According to the present invention, the following effects can be obtained by incorporating an edible composition comprising bacterial cellulose having a structure obtainable by stirring culture into an edible composition. 1. Physical properties such as viscosity, fluidity and water retention of the product are improved. 2. Texture is improved. 3. Due to the high water retention capacity of the structure, water separation from the product and drying of the surface are suppressed. 4. Dispersibility in a liquid is improved. 5. A natural viscosity with low spinnability is obtained. 6. An effect of suppressing a change in viscosity over time or a change in temperature can be provided. 7. It can give a shape retention effect.

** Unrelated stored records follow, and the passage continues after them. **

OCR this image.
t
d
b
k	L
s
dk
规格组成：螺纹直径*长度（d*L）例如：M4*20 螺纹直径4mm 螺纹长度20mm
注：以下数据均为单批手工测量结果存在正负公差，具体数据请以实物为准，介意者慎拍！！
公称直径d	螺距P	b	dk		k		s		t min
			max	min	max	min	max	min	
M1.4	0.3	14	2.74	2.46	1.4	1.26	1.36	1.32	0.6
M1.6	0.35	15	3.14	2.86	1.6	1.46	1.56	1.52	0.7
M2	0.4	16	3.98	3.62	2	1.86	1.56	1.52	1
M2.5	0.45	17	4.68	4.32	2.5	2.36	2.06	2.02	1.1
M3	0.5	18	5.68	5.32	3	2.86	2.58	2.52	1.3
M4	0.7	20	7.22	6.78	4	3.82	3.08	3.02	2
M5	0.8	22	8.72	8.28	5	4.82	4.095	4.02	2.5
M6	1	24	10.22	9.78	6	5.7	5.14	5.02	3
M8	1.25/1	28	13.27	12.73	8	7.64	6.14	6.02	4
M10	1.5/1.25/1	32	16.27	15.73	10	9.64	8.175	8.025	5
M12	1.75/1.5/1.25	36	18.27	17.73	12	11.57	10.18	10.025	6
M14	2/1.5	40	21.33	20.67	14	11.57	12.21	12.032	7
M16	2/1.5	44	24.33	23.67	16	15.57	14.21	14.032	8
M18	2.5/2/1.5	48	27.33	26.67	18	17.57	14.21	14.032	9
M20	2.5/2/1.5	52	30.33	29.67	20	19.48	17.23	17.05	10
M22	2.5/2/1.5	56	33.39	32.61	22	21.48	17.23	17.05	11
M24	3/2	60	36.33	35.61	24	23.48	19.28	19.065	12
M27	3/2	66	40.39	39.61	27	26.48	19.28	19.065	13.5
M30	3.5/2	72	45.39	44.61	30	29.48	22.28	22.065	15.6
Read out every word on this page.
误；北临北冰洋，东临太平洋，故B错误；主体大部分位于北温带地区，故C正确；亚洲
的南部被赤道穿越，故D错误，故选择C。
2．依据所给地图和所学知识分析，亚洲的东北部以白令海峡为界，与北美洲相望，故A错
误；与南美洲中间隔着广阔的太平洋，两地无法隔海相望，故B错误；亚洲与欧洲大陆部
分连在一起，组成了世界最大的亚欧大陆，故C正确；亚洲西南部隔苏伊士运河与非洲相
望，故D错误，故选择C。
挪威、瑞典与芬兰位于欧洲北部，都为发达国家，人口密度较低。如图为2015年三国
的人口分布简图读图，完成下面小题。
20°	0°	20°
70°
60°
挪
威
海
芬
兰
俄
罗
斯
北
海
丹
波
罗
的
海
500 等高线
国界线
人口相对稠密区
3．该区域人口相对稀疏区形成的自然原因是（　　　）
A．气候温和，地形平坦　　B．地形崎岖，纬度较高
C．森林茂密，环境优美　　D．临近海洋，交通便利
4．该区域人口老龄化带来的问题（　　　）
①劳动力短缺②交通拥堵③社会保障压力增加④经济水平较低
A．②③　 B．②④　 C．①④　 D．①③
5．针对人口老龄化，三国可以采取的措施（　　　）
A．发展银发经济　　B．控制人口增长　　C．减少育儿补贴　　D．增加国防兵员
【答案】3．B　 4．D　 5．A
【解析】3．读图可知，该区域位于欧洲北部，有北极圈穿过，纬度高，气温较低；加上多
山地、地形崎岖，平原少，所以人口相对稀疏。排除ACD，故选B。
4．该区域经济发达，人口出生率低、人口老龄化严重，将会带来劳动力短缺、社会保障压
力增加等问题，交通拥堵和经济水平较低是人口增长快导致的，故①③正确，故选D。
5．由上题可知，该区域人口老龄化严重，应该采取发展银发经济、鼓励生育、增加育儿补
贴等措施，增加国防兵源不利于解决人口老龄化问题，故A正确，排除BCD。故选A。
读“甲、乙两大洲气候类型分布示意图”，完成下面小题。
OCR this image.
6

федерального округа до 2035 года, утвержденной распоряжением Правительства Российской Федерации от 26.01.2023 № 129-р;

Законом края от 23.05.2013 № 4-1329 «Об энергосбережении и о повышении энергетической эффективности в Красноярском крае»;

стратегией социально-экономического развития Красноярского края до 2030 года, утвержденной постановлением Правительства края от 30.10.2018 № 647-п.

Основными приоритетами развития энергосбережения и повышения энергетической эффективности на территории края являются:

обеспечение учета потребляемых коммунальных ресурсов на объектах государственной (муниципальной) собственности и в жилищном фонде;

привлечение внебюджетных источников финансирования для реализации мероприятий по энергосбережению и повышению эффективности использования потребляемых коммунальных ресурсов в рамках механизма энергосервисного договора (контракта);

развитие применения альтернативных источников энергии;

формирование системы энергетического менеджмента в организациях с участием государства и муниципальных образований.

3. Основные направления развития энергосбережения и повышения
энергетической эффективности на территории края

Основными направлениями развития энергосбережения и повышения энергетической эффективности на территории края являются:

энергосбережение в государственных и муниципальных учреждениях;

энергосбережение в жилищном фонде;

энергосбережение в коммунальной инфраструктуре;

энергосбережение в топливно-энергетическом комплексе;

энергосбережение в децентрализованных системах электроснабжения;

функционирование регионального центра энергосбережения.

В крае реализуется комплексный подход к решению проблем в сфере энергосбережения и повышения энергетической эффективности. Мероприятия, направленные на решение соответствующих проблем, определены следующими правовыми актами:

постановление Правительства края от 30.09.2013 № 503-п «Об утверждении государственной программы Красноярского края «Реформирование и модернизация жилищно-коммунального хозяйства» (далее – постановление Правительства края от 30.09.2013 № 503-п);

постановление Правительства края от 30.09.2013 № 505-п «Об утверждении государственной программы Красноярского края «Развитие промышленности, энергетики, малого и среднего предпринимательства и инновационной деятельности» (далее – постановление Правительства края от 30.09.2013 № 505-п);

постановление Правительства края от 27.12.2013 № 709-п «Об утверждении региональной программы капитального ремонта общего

Continued on the front page (51) Int.Cl. ⁶ Identification code FI C08B 37/00 C12P 7/10 C12P 7/10 A23C 9/154 // A23C 9/154 A23L 1/04 (C12P 7/10 C12R 1:02 )

Claims (5)

[Claims] An edible body comprising bacterial cellulose having a structure obtainable by stirring culture. 2. The edible body according to claim 1, wherein the bacterial cellulose has been subjected to a defibration treatment. 3. The edible body according to claim 1, wherein the weight-average degree of polymerization of the bacterial cellulose is 1.6 × 10 ⁴ or more in terms of polystyrene. 4. An edible composition comprising the edible body according to any one of claims 1 to 3 and at least one component selected from a polypeptide and an edible polysaccharide. 5. A composition for tempura batter comprising an edible body comprising bacterial cellulose.